Byzantium beyond Byzantium: What about Greek(s) in Eighth-Century Italy? The Case of the Hypapante, lecture by Dr. Francesca Dell'Acqua Boyvadaoğlu (University of Salerno), University of Vienna, March 13, 2018, 6:30–8:00 pm
Arguing against the historiographical tendency that posits a political, cultural, and linguistic disconnection between Byzantium and Rome after the advent of Latin popes, beginning with Stephen II (752–757), this lecture will address the question of the use of Greek language and the dissemination of a related religious culture in central Italy between the seventh and the eighth centuries. This will be done through the prism of Latin homilies on the Virgin Mary, in particular for the feast of the Purification of Mary/Presentation of Christ Child in the Temple/Hypapante in Greek, also known as Candlemas.
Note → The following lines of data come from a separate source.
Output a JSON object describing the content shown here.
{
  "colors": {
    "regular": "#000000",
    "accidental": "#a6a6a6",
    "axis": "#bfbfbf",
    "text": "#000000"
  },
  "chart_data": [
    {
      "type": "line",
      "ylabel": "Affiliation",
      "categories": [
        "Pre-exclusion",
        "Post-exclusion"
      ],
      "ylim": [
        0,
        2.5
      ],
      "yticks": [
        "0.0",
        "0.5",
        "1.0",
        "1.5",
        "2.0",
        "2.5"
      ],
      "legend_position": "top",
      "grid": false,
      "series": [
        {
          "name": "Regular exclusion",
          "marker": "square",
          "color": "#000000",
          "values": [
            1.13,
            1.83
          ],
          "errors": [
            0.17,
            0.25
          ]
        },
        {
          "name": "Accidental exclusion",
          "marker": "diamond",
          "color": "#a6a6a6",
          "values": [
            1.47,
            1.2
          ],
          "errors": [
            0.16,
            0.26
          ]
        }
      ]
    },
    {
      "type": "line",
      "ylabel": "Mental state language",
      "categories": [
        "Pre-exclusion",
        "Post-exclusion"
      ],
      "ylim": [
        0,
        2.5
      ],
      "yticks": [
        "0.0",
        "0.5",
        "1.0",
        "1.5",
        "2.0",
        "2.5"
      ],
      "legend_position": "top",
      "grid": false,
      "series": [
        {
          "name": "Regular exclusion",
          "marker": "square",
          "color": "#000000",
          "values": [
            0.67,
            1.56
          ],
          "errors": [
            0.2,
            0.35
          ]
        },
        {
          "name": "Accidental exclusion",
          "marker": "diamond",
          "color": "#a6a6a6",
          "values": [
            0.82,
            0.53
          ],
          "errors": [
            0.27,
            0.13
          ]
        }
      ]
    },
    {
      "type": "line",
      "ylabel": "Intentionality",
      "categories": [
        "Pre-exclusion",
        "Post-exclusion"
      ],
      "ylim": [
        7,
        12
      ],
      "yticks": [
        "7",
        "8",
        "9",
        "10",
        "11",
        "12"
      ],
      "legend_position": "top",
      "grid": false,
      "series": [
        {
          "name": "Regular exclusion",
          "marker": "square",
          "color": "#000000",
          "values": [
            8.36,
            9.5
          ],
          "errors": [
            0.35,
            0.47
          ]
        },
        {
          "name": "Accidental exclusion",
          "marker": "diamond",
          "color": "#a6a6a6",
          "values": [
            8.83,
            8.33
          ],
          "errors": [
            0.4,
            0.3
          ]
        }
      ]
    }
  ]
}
Francesca Dell'Acqua Boyvadaoğlu earned her Ph.D. in Art History at the Scuola Normale Superiore di Pisa (2001). She was recipient of the Hanno-und-Ilse-Hahn Preis (2006) and has taught History of Medieval Art at the Università degli studi di Salerno (2005–2015). She has been Marie Curie Fellow at the Centre for Byzantine, Ottoman and Modern Greek Studies, University of Birmingham (2015–2017), where she has investigated the western, namely papal and monastic response to Byzantine iconoclasm for the purpose of a book: Iconophilia. Religion, Politics, and Sacred Images in Italy c. 680–880. She is interested in how texts and objects encapsulate and shape cultures in the early medieval West and in the Mediterranean. She is an affiliated scholar of the ‘Moving Byzantium’ project.